While the pharmacokinetic (PK) properties of daptomycin in hemodialysis (HD) patients have been evaluated previously by three groups, resultant dosing recommendations have varied. To address this clinical conundrum, this study combined concentration-time data from these PK evaluations and derived uniform dosing recommendations among patients on HD receiving daptomycin. A two-compartment model with separate HD and non-HD clearance terms was fit to the PK data from these studies by using BigNPAG. Embedded with PK parameters from the population PK analysis, 5,000-subject Monte Carlo simulations (MCS) were performed to identify HD dosing schemes that provided efficacy (cumulative and daily area under the concentration-time curve [AUC] values) and toxicity (trough concentrations of ≥24.3 mg/liter) profiles comparable to those from simulations employing the daptomycin PK model derived from the Staphylococcus aureus bacteremia–infective endocarditis (SAB-IE) study. Separate HD dosing schemes were sought for the two weekly interdialytic periods (48 and 72 h). For the 48-h interdialytic period, intra- and post-HD dosing provided the most isometric cumulative and daily AUCs. For the 72-h interdialytic period, all HD dosing schemes provided noncumulative AUC values from 48 to 72 h (AUC_48–72) that were <50% of the SAB-IE AUC_48–72 values. Increasing the parent dose by 50% intra- or post-HD provided comparable AUC_48–72 values, while maintaining acceptable trough concentration (C_min) values. When efficacy and toxicity profiles were evaluated for each individual study, higher probabilities for C_min reaching ≥24.3 mg/liter were observed in one of the three studies. Given the high probability of C_min being ≥24.3 mg/liter in one of the three studies, more intensive creatine phosphokinase (CPK) monitoring may be warranted in HD patients receiving daptomycin.     

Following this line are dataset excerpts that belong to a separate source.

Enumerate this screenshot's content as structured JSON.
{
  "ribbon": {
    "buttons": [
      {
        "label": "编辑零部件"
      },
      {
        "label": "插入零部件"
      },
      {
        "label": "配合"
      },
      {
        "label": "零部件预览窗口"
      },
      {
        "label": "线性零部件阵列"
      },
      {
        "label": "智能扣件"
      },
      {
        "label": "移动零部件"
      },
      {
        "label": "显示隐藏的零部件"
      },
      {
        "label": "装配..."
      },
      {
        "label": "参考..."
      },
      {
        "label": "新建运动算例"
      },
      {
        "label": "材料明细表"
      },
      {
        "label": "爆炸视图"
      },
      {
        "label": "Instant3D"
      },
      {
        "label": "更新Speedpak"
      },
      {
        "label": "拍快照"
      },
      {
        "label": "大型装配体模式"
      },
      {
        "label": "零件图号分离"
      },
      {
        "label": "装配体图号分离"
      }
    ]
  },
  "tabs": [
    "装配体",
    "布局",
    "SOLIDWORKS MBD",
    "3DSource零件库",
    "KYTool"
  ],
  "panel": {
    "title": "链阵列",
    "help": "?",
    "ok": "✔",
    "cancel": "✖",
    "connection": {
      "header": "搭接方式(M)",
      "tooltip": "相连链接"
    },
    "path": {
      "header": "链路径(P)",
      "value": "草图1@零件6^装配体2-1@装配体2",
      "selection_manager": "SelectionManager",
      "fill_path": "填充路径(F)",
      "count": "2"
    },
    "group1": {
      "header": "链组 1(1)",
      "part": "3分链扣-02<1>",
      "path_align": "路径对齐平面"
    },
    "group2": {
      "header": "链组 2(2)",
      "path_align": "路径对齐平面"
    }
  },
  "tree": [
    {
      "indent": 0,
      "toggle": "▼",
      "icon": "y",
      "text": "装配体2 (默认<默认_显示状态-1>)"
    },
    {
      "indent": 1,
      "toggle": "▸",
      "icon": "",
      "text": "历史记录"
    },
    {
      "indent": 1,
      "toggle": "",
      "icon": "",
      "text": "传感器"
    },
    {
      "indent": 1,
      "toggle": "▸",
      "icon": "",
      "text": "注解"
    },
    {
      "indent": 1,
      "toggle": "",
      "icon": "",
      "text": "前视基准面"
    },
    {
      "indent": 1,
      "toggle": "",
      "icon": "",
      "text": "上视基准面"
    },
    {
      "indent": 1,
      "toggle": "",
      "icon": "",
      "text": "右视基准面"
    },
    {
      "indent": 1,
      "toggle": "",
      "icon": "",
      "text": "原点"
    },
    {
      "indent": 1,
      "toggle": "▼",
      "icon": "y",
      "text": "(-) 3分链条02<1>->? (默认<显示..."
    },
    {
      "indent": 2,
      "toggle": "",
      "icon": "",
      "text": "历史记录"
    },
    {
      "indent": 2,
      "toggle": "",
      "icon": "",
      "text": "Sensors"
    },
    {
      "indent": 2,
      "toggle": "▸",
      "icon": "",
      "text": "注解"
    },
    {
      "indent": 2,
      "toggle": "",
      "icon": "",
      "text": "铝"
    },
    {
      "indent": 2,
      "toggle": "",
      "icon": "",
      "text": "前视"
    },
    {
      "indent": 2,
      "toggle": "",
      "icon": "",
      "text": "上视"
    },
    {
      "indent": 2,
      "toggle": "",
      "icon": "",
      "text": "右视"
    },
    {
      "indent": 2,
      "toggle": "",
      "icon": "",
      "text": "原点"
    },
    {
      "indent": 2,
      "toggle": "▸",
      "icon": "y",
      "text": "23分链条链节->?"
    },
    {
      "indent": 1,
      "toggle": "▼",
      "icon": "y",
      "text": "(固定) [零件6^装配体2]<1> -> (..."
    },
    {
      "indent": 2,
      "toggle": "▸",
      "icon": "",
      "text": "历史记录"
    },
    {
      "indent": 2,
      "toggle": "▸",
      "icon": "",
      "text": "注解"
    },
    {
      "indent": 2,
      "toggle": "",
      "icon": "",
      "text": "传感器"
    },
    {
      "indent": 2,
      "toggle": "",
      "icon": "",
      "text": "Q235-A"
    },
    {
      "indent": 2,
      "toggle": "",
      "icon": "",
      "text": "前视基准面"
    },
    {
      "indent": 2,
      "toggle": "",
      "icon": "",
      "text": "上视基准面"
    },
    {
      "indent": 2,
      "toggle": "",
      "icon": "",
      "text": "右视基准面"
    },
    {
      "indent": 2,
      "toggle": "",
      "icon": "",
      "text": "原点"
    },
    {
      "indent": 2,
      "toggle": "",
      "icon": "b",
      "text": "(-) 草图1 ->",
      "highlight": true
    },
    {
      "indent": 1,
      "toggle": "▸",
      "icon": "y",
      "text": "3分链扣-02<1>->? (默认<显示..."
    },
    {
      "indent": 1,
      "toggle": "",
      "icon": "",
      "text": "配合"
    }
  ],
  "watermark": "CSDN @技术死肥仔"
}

Penetration of Daptomycin into Bone and Synovial Fluid in Joint Replacement

Daptomycin exhibits clinical activity in the treatment of infections with Gram-positive organisms, including infections due to methicillin-resistant Staphylococcus aureus. However, little is known about its penetration into bone and synovial fluid. The aim of our study was to assess the penetration of daptomycin into bone and synovial fluid after a single intravenous administration. This study was conducted in 16 patients who underwent knee or hip replacement and received a single intravenous dose of 8 mg of daptomycin per kg of body weight prior to surgery. Plasma daptomycin concentrations were measured 1 h after the end of daptomycin infusion and when bone fragments were removed. Daptomycin concentrations were also measured on bone fragments and synovial fluid collected at the same time during surgery. All samples were analyzed with a diode array–high-performance liquid chromatography (HPLC) method. After a single-dose intravenous infusion, bone daptomycin concentrations were above the MIC of daptomycin for Staphylococcus aureus in all subjects, and the median bone penetration percentage was 9.0% (interquartile range [IQR], 4.4 to 11.4). These results support the use of daptomycin in the treatment of Staphylococcus aureus bone and joint infections.